Recycling the water obviously saves water. In addition, the system allows the user to save on energy, sewer and pretreatment costs, explained Mark Baldwin of AWPI. When the water makes its first entry into the system, it must be chilled to 34 degrees Fahrenheit. Depending on the outdoor air temperature, the water temperature could initially be from the lower 50s to the 70s, thus requiring a major expenditure of energy to cool the incoming water. Recycled water has already gone through the initial major cooling process and needs only to be reduced by a couple of degrees as it makes subsequent trips through the process.

Once a supply of water has been used, it passes through a mechanical pretreatment and then four ozonation cylinders. Ozone gas is pumped into the cylinders to further clarify the water and kill microorganisms. Ozone kills bacteria 3,000 times faster than chlorine. Depending upon the quality of incoming water, the processors adjust the amount of ozone to maximize bacterial destruction, Baldwin said.

AWPI personnel and UA Food Safety Consortium researchers Amy Waldroup and Richard Forsythe conducted tests of the system to determine what level of ozone usage would be most efficient. The ozone generator used in the unit creates ozone at just the rate needed. The process immediately uses up the ozone so that there is only about 3 grams in existence at any given moment.

Current Food and Drug Administration rules do not yet allow ozone to come in contact with poultry products. The system strips out any residual ozone in the water prior to returning it to the chiller. The system also prevents ozone from leaking into the atmosphere.
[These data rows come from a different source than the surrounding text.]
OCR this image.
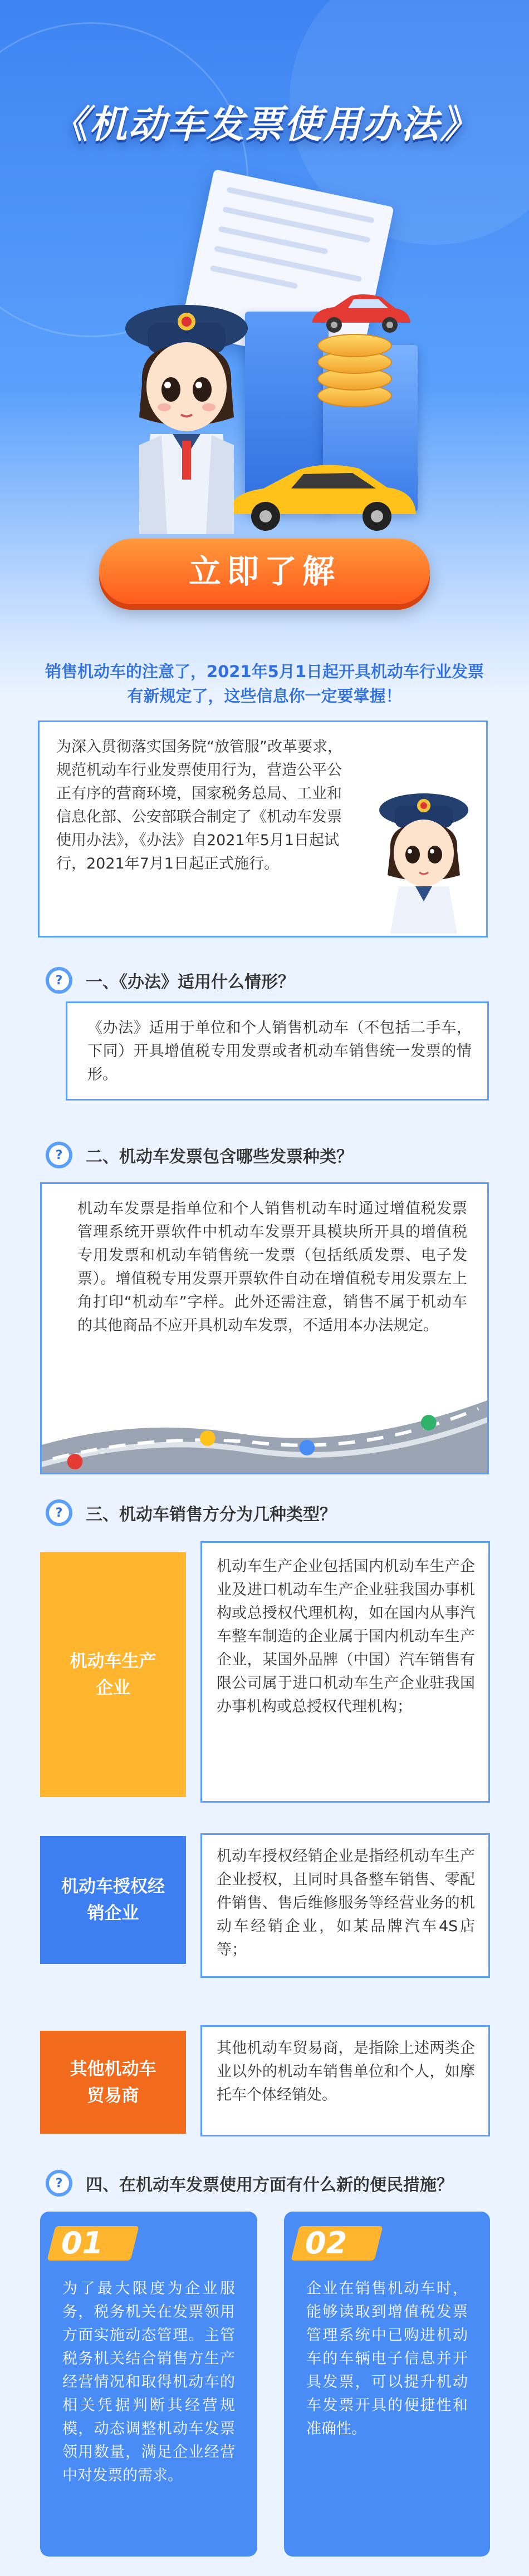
《机动车发票使用办法》
立即了解
销售机动车的注意了，2021年5月1日起开具机动车行业发票有新规定了，这些信息你一定要掌握！

为深入贯彻落实国务院“放管服”改革要求，规范机动车行业发票使用行为，营造公平公正有序的营商环境，国家税务总局、工业和信息化部、公安部联合制定了《机动车发票使用办法》，《办法》自2021年5月1日起试行，2021年7月1日起正式施行。

?	一、《办法》适用什么情形？

《办法》适用于单位和个人销售机动车（不包括二手车，下同）开具增值税专用发票或者机动车销售统一发票的情形。

?	二、机动车发票包含哪些发票种类？

机动车发票是指单位和个人销售机动车时通过增值税发票管理系统开票软件中机动车发票开具模块所开具的增值税专用发票和机动车销售统一发票（包括纸质发票、电子发票）。增值税专用发票开票软件自动在增值税专用发票左上角打印“机动车”字样。此外还需注意，销售不属于机动车的其他商品不应开具机动车发票，不适用本办法规定。

?	三、机动车销售方分为几种类型？
机动车生产企业

机动车生产企业包括国内机动车生产企业及进口机动车生产企业驻我国办事机构或总授权代理机构，如在国内从事汽车整车制造的企业属于国内机动车生产企业，某国外品牌（中国）汽车销售有限公司属于进口机动车生产企业驻我国办事机构或总授权代理机构；

机动车授权经销企业

机动车授权经销企业是指经机动车生产企业授权，且同时具备整车销售、零配件销售、售后维修服务等经营业务的机动车经销企业，如某品牌汽车4S店等；

其他机动车贸易商

其他机动车贸易商，是指除上述两类企业以外的机动车销售单位和个人，如摩托车个体经销处。

?	四、在机动车发票使用方面有什么新的便民措施？
01

为了最大限度为企业服务，税务机关在发票领用方面实施动态管理。主管税务机关结合销售方生产经营情况和取得机动车的相关凭据判断其经营规模，动态调整机动车发票领用数量，满足企业经营中对发票的需求。

02

企业在销售机动车时，能够读取到增值税发票管理系统中已购进机动车的车辆电子信息并开具发票，可以提升机动车发票开具的便捷性和准确性。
Residual ozone is captured and run through a catalytic destruction unit and turned back into oxygen.

Waldroup said the UA finished microbiology tests in late March after preparing its third set of data and that all necessary federal approvalî process have been granted. Implementation of the process enables Cargill to recycle at least 80 percent of their chill water.

Researchers are also exploring another use of ozone in the food safety process. The current rules allow application of ozone only when the water passes through the cylinders but not in the chiller tanks where the poultry is being cooled. Studies by Waldroup and Forsythe have shown that direct application of ozone to poultry during immersion chilling can improve the microbiological safety of the products and can extend their shelf life during refrigerated storage.
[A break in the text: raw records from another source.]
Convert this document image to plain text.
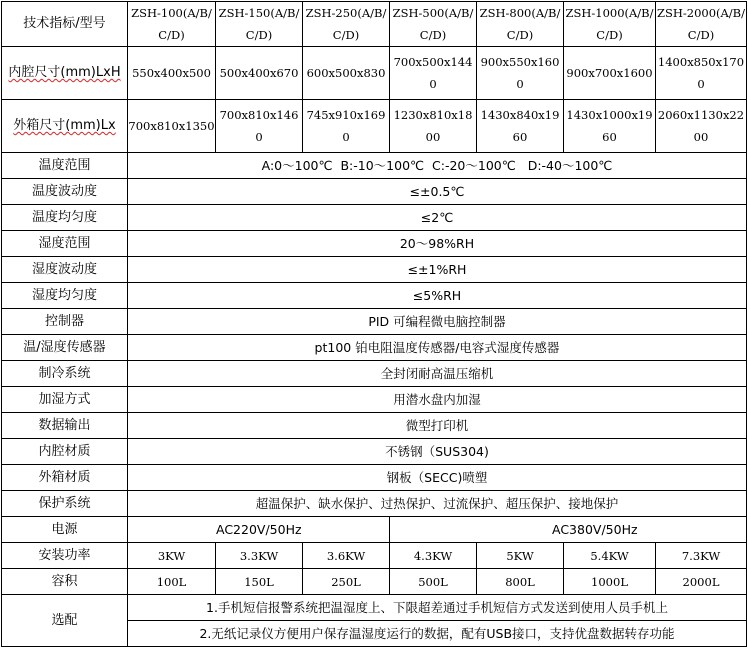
技术指标/型号	ZSH-100(A/B/C/D)	ZSH-150(A/B/C/D)	ZSH-250(A/B/C/D)	ZSH-500(A/B/C/D)	ZSH-800(A/B/C/D)	ZSH-1000(A/B/C/D)	ZSH-2000(A/B/C/D)
内腔尺寸(mm)LxH	550x400x500	500x400x670	600x500x830	700x500x1440	900x550x1600	900x700x1600	1400x850x1700
外箱尺寸(mm)Lx	700x810x1350	700x810x1460	745x910x1690	1230x810x1800	1430x840x1960	1430x1000x1960	2060x1130x2200
温度范围	A:0～100℃  B:-10～100℃  C:-20～100℃   D:-40～100℃						
温度波动度	≤±0.5℃						
温度均匀度	≤2℃						
湿度范围	20～98%RH						
湿度波动度	≤±1%RH						
湿度均匀度	≤5%RH						
控制器	PID 可编程微电脑控制器						
温/湿度传感器	pt100 铂电阻温度传感器/电容式湿度传感器						
制冷系统	全封闭耐高温压缩机						
加湿方式	用潜水盘内加湿						
数据输出	微型打印机						
内腔材质	不锈钢（SUS304)						
外箱材质	钢板（SECC)喷塑						
保护系统	超温保护、缺水保护、过热保护、过流保护、超压保护、接地保护						
电源	AC220V/50Hz			AC380V/50Hz			
安装功率	3KW	3.3KW	3.6KW	4.3KW	5KW	5.4KW	7.3KW
容积	100L	150L	250L	500L	800L	1000L	2000L
选配	1.手机短信报警系统把温湿度上、下限超差通过手机短信方式发送到使用人员手机上						
	2.无纸记录仪方便用户保存温湿度运行的数据，配有USB接口，支持优盘数据转存功能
The Food and Drug Administration has not approved direct application of ozone to poultry, but AWPI has received permission from the agency to begin work on testing the procedure.
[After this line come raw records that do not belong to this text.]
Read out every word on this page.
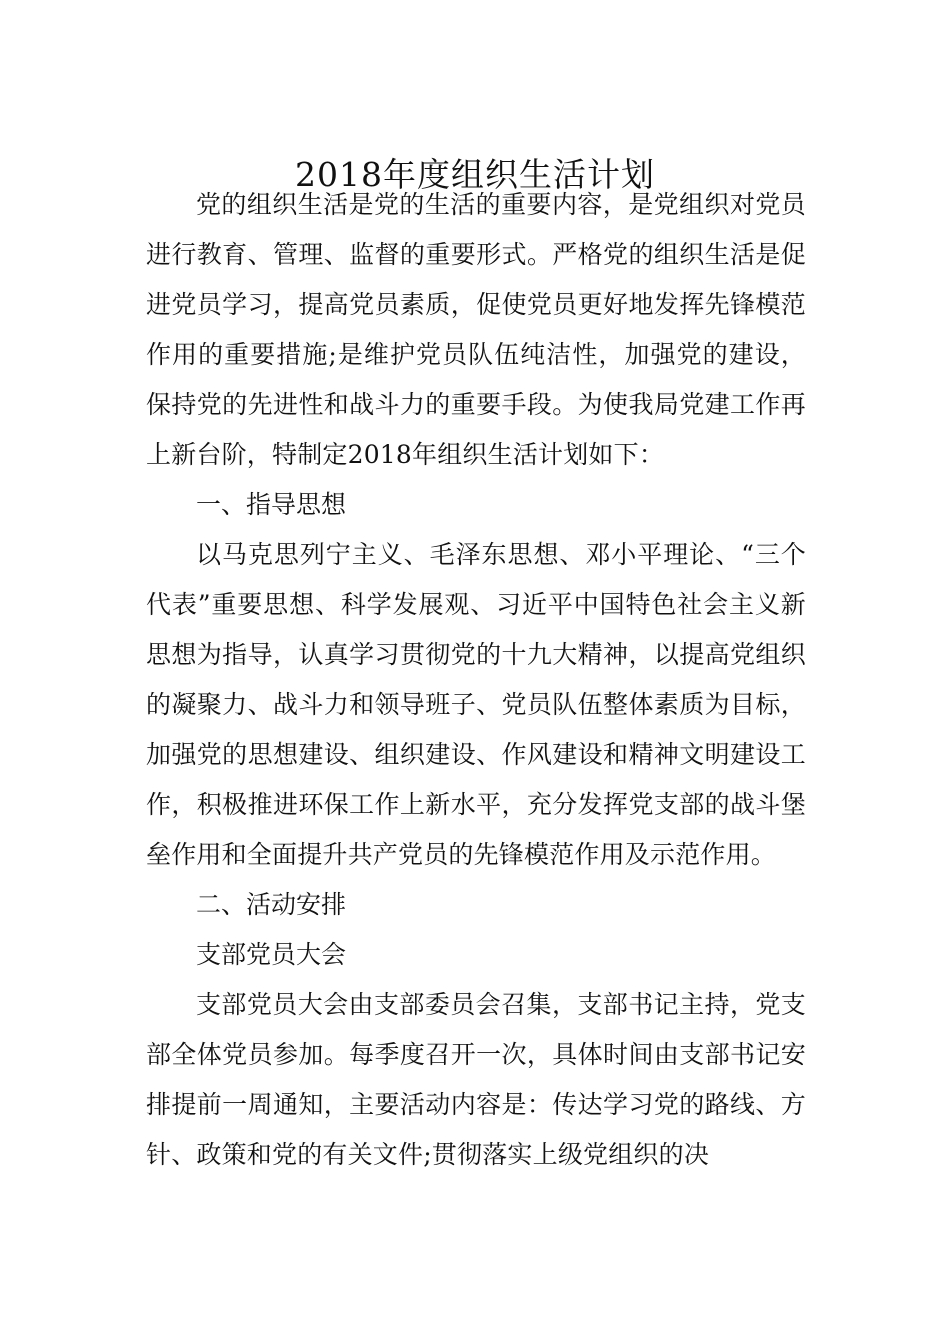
2018年度组织生活计划

党的组织生活是党的生活的重要内容，是党组织对党员进行教育、管理、监督的重要形式。严格党的组织生活是促进党员学习，提高党员素质，促使党员更好地发挥先锋模范作用的重要措施;是维护党员队伍纯洁性，加强党的建设，保持党的先进性和战斗力的重要手段。为使我局党建工作再上新台阶，特制定2018年组织生活计划如下：

一、指导思想

以马克思列宁主义、毛泽东思想、邓小平理论、“三个代表”重要思想、科学发展观、习近平中国特色社会主义新思想为指导，认真学习贯彻党的十九大精神，以提高党组织的凝聚力、战斗力和领导班子、党员队伍整体素质为目标，加强党的思想建设、组织建设、作风建设和精神文明建设工作，积极推进环保工作上新水平，充分发挥党支部的战斗堡垒作用和全面提升共产党员的先锋模范作用及示范作用。

二、活动安排

支部党员大会

支部党员大会由支部委员会召集，支部书记主持，党支部全体党员参加。每季度召开一次，具体时间由支部书记安排提前一周通知，主要活动内容是：传达学习党的路线、方针、政策和党的有关文件;贯彻落实上级党组织的决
"Direct application of ozone in the future is something that's going to be very big," Baldwin said. "They're using it in Canada and Australia right now. We're going to be in the process of setting up some test sites for that."

The direct application process would do away with the need to use chlorine in the chillers. Canada prohibits the import of products treated with chlorine. "Even before the direct application process become commercially available, we are having a beneficial effect on the chiller with our recycling process because it allows the operator to turn the water at a higher rate than mandated minimums," Baldwin noted.